Cenk ilk defa bu kadar heyecanlı hissediyordu kendisini.
Şeniz bu durumdan hala hoşnut değildi.Ama oğluna engel olamamıştı.
Ceren gelinliğini giymişti.
Cenk de damatlığını.
Seher ağlıyordu.
"Çok güzel oldun kızım."
Seher başta itiraz da etse sonradan kendini duruma alıştırmaya çalışıyordu.İki kızı da çok hata yapmıştı.Yanlış evliliklerden geçmişlerdi.Ama Ceren'in Cenke nasıl aşkla baktığını görebiliyordu.
Cenk odanın kapısını tıklattı.
"Gelebilir miyim?"
"Gel."
Cenk içeri girdi.
Ceren adeta bir kuğu gibiydi.Gözlerini ondan alamıyordu.
Büyülenmişti sanki.
"Ç-çok güzel olmuşsun."
"Sen de çok karizmatiksin ha.Sakın yanımdan ayrılma.Bu gelinlikli halimle saç baş kavga etmek zorunda bırakma beni."
Herkes güldü.
Cenk ,Seher'e döndü.
"Eşimi alabilir miyim?"
"Al bakalım.Kızım artık sana emanet.Ama aklında bulunsun.Eğer bu kızın gözünden tek bir damla yaş aktığını görürsem seni doğduğuna bin pişman ederim."
"Merak etmeyin."
Cenk ve Ceren kolkola yürüdüler.Agah ve Şeniz konukları karşılıyordu.Gelin ile damat görününce bir alkış koptu.

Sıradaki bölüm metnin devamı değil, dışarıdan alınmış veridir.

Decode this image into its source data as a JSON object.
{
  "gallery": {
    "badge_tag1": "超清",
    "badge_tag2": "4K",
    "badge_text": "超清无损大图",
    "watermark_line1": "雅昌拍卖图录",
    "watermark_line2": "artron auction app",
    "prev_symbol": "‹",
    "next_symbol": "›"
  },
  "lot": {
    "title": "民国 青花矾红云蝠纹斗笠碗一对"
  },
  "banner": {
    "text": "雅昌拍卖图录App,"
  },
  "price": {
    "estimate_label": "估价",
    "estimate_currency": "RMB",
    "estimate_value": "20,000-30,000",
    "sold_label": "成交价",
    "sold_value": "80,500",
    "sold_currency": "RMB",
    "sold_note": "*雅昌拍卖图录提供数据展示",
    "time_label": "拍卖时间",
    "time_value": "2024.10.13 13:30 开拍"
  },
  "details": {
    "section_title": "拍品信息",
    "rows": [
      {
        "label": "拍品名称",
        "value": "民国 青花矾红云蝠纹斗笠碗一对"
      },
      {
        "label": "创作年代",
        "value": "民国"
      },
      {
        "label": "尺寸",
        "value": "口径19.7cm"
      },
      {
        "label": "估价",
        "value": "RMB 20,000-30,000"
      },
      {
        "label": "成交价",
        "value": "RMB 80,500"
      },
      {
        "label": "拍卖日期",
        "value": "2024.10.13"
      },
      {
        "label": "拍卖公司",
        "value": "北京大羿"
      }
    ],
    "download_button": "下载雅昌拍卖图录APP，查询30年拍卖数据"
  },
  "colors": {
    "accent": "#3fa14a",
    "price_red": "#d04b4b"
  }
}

Başlarından aşağı gül dökülürken masalarına geçtiler.Nikah memuru da gelmek üzereydi.
Ceren'in nikah şahidi Damla,Cenk'in ise Civan olacaktı.
Herkes nikah memurunu beklerken polisler geldi.
"Şeniz Karaçay! Nedim Karaçay'a yıllarca yanlış tedavi uygulamak ve uygulatmaktan tutuklusunuz!"